Fierce competition has made companies go looking for suppliers in far off destinations like Bangladesh, China, and Mexico etc. in the hope of lower labor wages and lower manufacturing cost. While, this has proved beneficial to the companies giving them much needed respite in the profit margins and to an extent helped the supplier countries in the form of foreign investment, creating employment for the population and helping alleviate poverty but, at what cost?
Conflict minerals – Tin, Tungsten, Tantalum and Gold which have wide usage from electrical equipments to jewelry, have been a bone of contention between the government and organizations for years in the Democratic Republic of Congo (DRC). This is because of extensive violations of human rights and the conditions under which these minerals are extracted from DRC and its neighboring nine countries and passed, via middlemen, to companies across the globe.

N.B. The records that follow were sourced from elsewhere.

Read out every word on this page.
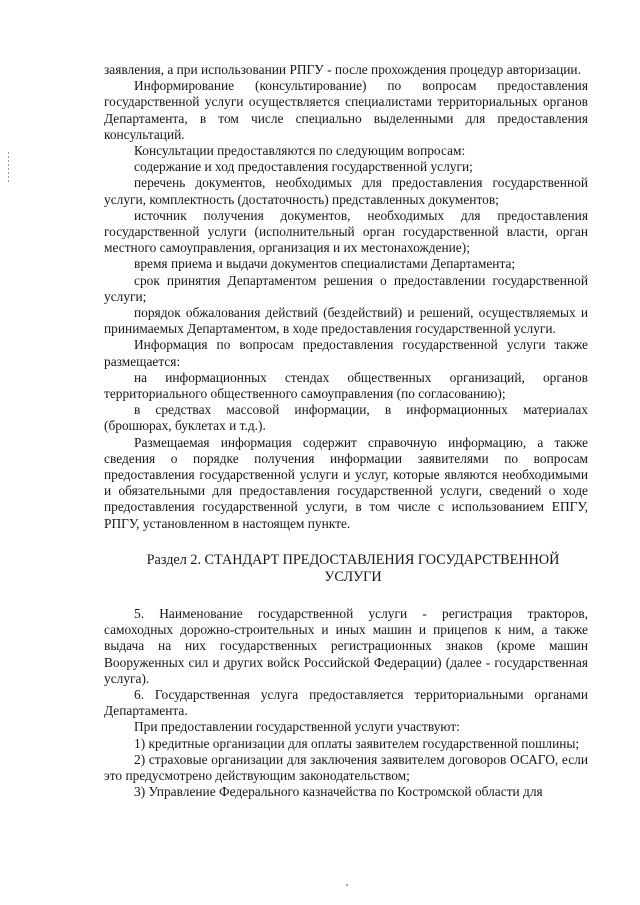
заявления, а при использовании РПГУ - после прохождения процедур авторизации.

Информирование (консультирование) по вопросам предоставления государственной услуги осуществляется специалистами территориальных органов Департамента, в том числе специально выделенными для предоставления консультаций.

Консультации предоставляются по следующим вопросам:

содержание и ход предоставления государственной услуги;

перечень документов, необходимых для предоставления государственной услуги, комплектность (достаточность) представленных документов;

источник получения документов, необходимых для предоставления государственной услуги (исполнительный орган государственной власти, орган местного самоуправления, организация и их местонахождение);

время приема и выдачи документов специалистами Департамента;

срок принятия Департаментом решения о предоставлении государственной услуги;

порядок обжалования действий (бездействий) и решений, осуществляемых и принимаемых Департаментом, в ходе предоставления государственной услуги.

Информация по вопросам предоставления государственной услуги также размещается:

на информационных стендах общественных организаций, органов территориального общественного самоуправления (по согласованию);

в средствах массовой информации, в информационных материалах (брошюрах, буклетах и т.д.).

Размещаемая информация содержит справочную информацию, а также сведения о порядке получения информации заявителями по вопросам предоставления государственной услуги и услуг, которые являются необходимыми и обязательными для предоставления государственной услуги, сведений о ходе предоставления государственной услуги, в том числе с использованием ЕПГУ, РПГУ, установленном в настоящем пункте.

Раздел 2. СТАНДАРТ ПРЕДОСТАВЛЕНИЯ ГОСУДАРСТВЕННОЙ
УСЛУГИ

5. Наименование государственной услуги - регистрация тракторов, самоходных дорожно-строительных и иных машин и прицепов к ним, а также выдача на них государственных регистрационных знаков (кроме машин Вооруженных сил и других войск Российской Федерации) (далее - государственная услуга).

6. Государственная услуга предоставляется территориальными органами Департамента.

При предоставлении государственной услуги участвуют:

1) кредитные организации для оплаты заявителем государственной пошлины;

2) страховые организации для заключения заявителем договоров ОСАГО, если это предусмотрено действующим законодательством;

3) Управление Федерального казначейства по Костромской области для
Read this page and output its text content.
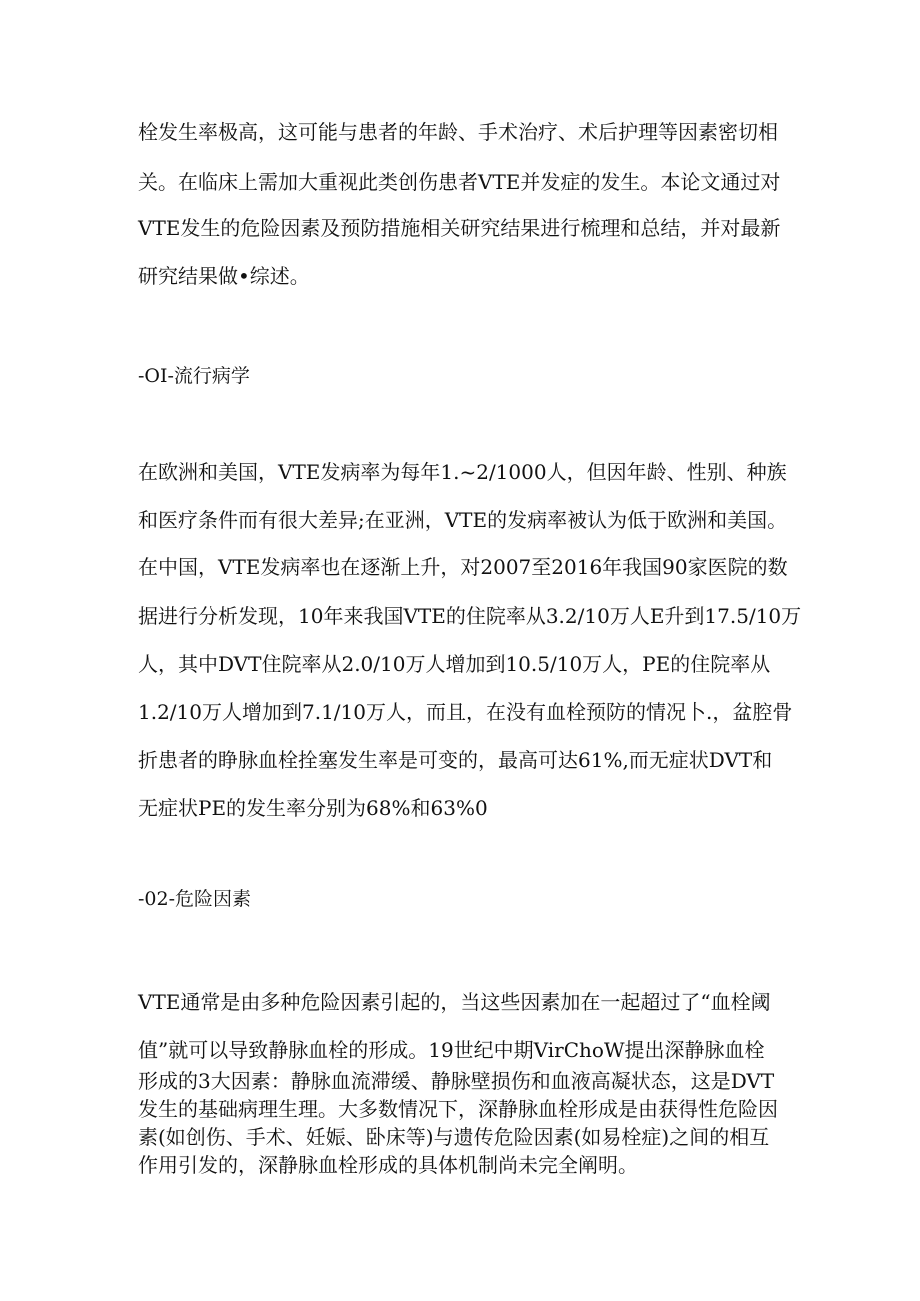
栓发生率极高，这可能与患者的年龄、手术治疗、术后护理等因素密切相
关。在临床上需加大重视此类创伤患者VTE并发症的发生。本论文通过对
VTE发生的危险因素及预防措施相关研究结果进行梳理和总结，并对最新
研究结果做•综述。
-OI-流行病学
在欧洲和美国，VTE发病率为每年1.~2/1000人，但因年龄、性别、种族
和医疗条件而有很大差异;在亚洲，VTE的发病率被认为低于欧洲和美国。
在中国，VTE发病率也在逐渐上升，对2007至2016年我国90家医院的数
据进行分析发现，10年来我国VTE的住院率从3.2/10万人E升到17.5/10万
人，其中DVT住院率从2.0/10万人增加到10.5/10万人，PE的住院率从
1.2/10万人增加到7.1/10万人，而且，在没有血栓预防的情况卜.，盆腔骨
折患者的睁脉血栓拴塞发生率是可变的，最高可达61%,而无症状DVT和
无症状PE的发生率分别为68%和63%0
-02-危险因素
VTE通常是由多种危险因素引起的，当这些因素加在一起超过了“血栓阈
值”就可以导致静脉血栓的形成。19世纪中期VirChoW提出深静脉血栓
形成的3大因素：静脉血流滞缓、静脉壁损伤和血液高凝状态，这是DVT
发生的基础病理生理。大多数情况下，深静脉血栓形成是由获得性危险因
素(如创伤、手术、妊娠、卧床等)与遗传危险因素(如易栓症)之间的相互
作用引发的，深静脉血栓形成的具体机制尚未完全阐明。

It’s almost going to be year since the horrific Rana Plaza fire in Bangladesh that killed more than 1,100 garment workers. Bangladesh is the world’s second-largest exporter of clothing after China. Yet, the working conditions in the factories are not fit for humans to say the least. As per a recent article in The New York Times, retail giants like H&M, Walmart, Benetton and J.C. Penny employ four million workers in Bangladesh. About 90 percent of these workers are women, and they earn wages that are among the lowest in the developing world. China is no stranger to human rights violations. Apple Inc.’s factories in China have been accused of inhuman working conditions in its factories. Even Nike was accused of forced labor way back in 1990.
It’s not just the companies who are at fault. The problem runs deeper with corruption rate often being high in these countries. However, with wide spread media coverage and public protests that tarnished the public image of the big companies, things are improving, though at a snail’s pace. For instance, a special board appointed by the Bangladesh government called for a 77 percent increase in the minimum wage. Several big European companies have signed an Accord on Fire and Building Safety in Bangladesh. United States have signed a less-ambitious agreement known as the Alliance for Bangladesh Worker Safety.

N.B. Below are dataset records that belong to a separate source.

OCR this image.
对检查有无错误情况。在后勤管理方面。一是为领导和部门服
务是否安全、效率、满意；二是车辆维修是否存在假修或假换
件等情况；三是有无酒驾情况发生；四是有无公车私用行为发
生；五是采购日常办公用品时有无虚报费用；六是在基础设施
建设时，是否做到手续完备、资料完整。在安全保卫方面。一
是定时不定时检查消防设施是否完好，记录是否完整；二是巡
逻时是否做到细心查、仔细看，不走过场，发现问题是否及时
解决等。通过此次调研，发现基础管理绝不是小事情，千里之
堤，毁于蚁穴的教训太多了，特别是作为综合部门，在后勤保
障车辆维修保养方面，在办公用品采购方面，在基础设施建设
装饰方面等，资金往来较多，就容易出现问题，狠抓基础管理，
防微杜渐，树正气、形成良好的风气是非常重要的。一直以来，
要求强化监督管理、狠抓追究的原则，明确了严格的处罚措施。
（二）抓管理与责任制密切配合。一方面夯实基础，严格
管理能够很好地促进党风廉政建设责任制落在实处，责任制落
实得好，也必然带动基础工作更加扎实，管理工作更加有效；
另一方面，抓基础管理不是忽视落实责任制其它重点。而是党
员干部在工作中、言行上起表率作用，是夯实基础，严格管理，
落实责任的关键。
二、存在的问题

The global supply chain is very complex]. It often runs into tiers of suppliers. Many a times the company is not even aware if the supplier has sub contracted the work, and the sub contractor has further contracted the work to other supplier. Getting visibility and incorporating accountability in such a supply chain an uphill task.
Organizations need to realize the responsibility they hold towards the society and the reputational risk on account of failure by flouting the rules and responsibilities. Organization can leverage technology to collect and store legal and other data related to supplier factories. They should also carry out on-site audits at the supplier/sub supplier factories for better accuracy of the information provided by the supplier.
The New York Times article goes on to mention initiatives that are helping make supply chain more responsible. It talks about Better Work, a joint venture of the International Labor Organization and the International Finance Corporation. Better Work provides public factory-level assessments of garment industry conditions in eight nations, including Cambodia, Indonesia, Nicaragua and Haiti. It has just initiated a program for Bangladesh. Each Better Work program is a voluntary partnership with the national government, employers, workers and international buyers.
Running a transparent and responsible supply chain is difficult. Yet, it is something that organizations can longer choose to ignore.